Paylaş
Herkesin hayatında bir çınar ağacı varsa şanslıdır, iki çınar ağacı varsa çok şanslıdır.
Benim ellerinde büyüdüğüm iki çınar ağacımın biri hayatta değil artık, öyle bir geçmişleri var ki sadece benim değil, annemin de ellerinde büyüdüğü çoook eskilere dayanan. Dalları, kolları, kökü ve gövdesinin, her anımıza şahit olduğu bir çınar ağacı.
Ne zaman bunalsam, ne zaman sıkılsam, gövdesine gidip kafamı yaslasam, nerden gelip nereye gittiğimi hatırlatan, bütün negatif düşünceleri kökünde bıraktığım, içimi sadece huzurla doldurup, beni yeşerten çınar ağacım benim o.

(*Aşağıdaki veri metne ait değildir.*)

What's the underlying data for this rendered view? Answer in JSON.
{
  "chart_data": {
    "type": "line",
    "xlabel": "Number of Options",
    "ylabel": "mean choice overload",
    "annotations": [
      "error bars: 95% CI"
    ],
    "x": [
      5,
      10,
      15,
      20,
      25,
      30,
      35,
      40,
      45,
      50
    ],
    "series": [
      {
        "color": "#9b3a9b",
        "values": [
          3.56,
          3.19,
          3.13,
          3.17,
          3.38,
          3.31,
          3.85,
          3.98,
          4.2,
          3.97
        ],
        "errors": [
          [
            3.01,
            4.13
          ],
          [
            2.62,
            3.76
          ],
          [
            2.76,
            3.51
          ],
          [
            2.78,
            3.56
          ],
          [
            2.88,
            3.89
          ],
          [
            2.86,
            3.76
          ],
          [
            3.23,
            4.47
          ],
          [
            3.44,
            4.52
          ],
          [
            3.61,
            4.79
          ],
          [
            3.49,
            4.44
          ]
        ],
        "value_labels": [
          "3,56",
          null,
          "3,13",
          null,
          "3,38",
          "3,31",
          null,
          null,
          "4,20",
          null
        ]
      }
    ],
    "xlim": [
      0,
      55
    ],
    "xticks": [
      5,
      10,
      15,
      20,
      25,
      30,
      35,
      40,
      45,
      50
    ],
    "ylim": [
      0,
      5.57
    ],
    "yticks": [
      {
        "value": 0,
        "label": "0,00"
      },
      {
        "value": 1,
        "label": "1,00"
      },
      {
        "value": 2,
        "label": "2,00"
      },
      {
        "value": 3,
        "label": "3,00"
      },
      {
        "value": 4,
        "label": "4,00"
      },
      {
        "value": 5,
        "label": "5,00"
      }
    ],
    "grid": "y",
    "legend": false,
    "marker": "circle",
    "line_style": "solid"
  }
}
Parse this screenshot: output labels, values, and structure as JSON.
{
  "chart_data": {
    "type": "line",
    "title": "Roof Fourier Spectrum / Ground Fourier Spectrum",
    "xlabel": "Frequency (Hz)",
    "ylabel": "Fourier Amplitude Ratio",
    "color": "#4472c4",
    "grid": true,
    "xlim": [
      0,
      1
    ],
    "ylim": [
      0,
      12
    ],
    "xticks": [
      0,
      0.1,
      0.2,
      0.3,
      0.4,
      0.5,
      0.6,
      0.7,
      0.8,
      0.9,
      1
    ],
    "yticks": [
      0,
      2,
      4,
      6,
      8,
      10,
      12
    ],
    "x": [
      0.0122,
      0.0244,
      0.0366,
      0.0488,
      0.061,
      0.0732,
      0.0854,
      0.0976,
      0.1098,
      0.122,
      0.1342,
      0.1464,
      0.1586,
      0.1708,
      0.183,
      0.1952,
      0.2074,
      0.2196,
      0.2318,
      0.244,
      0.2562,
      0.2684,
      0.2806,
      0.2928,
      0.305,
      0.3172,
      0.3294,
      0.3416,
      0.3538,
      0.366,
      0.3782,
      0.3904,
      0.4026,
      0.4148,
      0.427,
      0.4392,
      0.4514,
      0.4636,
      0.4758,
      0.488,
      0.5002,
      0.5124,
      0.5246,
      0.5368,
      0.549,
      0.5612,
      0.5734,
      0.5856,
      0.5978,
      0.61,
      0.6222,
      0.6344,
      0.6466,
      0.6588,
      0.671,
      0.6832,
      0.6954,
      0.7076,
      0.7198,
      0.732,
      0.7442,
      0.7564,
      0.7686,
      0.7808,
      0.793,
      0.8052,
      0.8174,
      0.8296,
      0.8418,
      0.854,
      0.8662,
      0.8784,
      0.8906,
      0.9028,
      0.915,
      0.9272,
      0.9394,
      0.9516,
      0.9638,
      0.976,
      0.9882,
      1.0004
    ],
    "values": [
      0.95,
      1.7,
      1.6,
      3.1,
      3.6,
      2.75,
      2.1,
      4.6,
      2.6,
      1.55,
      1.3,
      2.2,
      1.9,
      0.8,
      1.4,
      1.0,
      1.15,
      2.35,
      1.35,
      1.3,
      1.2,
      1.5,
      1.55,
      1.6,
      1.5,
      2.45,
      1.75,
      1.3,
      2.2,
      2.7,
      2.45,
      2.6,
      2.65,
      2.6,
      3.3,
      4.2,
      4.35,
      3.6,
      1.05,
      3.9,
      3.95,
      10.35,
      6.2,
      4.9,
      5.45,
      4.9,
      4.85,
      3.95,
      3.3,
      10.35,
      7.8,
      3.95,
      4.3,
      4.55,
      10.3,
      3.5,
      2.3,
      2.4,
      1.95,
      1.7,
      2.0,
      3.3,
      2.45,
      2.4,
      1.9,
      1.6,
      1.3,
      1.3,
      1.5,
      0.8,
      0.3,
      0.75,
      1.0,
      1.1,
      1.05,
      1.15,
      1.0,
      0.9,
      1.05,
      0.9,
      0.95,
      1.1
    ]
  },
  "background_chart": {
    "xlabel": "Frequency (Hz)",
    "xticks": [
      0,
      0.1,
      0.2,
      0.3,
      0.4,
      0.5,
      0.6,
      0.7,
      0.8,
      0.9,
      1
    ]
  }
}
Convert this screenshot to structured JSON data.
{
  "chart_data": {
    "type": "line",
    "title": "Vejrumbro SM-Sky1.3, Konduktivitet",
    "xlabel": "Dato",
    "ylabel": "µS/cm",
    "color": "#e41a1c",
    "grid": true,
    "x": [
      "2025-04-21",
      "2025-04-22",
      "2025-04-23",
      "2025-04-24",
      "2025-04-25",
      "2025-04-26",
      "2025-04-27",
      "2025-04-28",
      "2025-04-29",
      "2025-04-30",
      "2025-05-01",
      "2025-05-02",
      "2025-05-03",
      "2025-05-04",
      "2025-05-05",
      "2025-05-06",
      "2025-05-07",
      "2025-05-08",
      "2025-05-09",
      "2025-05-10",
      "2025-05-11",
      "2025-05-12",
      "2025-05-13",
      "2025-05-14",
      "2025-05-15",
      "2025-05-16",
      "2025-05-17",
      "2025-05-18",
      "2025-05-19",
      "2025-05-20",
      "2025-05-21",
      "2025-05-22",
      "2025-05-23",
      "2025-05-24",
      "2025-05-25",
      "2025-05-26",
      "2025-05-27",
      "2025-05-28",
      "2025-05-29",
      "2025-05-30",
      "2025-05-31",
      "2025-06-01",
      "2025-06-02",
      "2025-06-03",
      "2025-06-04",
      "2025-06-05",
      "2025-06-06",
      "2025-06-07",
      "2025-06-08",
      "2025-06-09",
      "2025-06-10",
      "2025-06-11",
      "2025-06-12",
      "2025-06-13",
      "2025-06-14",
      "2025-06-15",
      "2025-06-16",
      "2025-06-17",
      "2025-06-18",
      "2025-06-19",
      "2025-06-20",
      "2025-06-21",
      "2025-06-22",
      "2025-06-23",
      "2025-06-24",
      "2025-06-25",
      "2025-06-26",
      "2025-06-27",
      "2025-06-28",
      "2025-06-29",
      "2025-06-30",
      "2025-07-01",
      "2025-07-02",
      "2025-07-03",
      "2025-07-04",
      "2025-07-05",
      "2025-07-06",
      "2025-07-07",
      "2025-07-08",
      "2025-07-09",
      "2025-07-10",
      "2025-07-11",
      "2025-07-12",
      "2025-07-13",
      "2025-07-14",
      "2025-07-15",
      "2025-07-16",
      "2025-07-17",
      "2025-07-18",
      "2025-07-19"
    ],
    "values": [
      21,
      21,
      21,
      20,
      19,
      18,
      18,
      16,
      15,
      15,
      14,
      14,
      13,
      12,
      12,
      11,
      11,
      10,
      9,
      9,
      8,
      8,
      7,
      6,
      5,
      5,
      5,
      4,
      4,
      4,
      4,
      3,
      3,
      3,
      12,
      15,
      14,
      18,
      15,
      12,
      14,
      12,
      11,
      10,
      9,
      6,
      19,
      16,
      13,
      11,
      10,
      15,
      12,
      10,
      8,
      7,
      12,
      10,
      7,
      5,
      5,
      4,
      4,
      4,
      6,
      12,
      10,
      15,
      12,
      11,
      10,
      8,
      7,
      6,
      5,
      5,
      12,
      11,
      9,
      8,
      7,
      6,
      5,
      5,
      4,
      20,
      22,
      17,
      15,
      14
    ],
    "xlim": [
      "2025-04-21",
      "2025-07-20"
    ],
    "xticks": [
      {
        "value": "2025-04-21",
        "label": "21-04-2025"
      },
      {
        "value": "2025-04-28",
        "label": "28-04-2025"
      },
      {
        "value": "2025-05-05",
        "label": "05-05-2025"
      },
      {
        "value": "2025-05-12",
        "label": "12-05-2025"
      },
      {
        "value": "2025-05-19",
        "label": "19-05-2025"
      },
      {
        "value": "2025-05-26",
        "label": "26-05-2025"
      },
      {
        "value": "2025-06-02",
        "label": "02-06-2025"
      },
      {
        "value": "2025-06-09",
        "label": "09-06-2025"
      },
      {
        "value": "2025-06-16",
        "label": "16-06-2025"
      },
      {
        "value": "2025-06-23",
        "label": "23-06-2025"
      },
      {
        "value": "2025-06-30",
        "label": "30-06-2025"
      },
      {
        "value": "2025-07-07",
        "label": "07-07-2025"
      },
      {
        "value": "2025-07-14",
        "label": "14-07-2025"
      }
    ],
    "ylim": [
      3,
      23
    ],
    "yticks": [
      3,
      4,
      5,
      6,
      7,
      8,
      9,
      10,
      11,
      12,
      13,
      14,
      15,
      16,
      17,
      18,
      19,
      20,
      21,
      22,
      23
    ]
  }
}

Naciş Teyzem; benim anne yarım...
Annemin de benim de aynı kişiyi anne yarımız yapmamız da bir tesadüf değil belki. Her buluşmamızda anneme hep daha da yaklaşan bir bağlantıda bulurum kendimi. E dile kolay Naciş Teyze sadece yazlık komşumuz değil. 55 sene önce Naciş’im 30’lu yaşlarındayken İstanbul’da evlenip geldiği ev, annemin dedesi ve babaannesi ile yan yana, yani önce annemin sonra benim evlenene kadar yaşadığım, büyüdüğüm ev... Büyük dede ve büyük babaanne ile dostlukları aynı zamanda yine beraber olmak için yazlığa taşınmış bir dostluktan bahsediyorum, dostluğun yaşı 55 olan... Annemin yaşı kadar olan bir dostluk. Şimdi içine benim çocuklarımı bile sığdıran. Naciş’li günlerim, anneli günlerimdir aslında.
Şimdiki çabam, kızımın da onunla bolca vakit geçirmesini sağlamak. Geçmişi, geleceği, hayatı, çocukluklarımızı, değerleri, değersizleri, ilişkileri, hele de o mutfağını tanımasını istediğim en güzel halleri...
Hani kitabım “Ev Kokusu” var ya, ikincisi de yolda olan... İşte onun resmidir Naciş Teyzem...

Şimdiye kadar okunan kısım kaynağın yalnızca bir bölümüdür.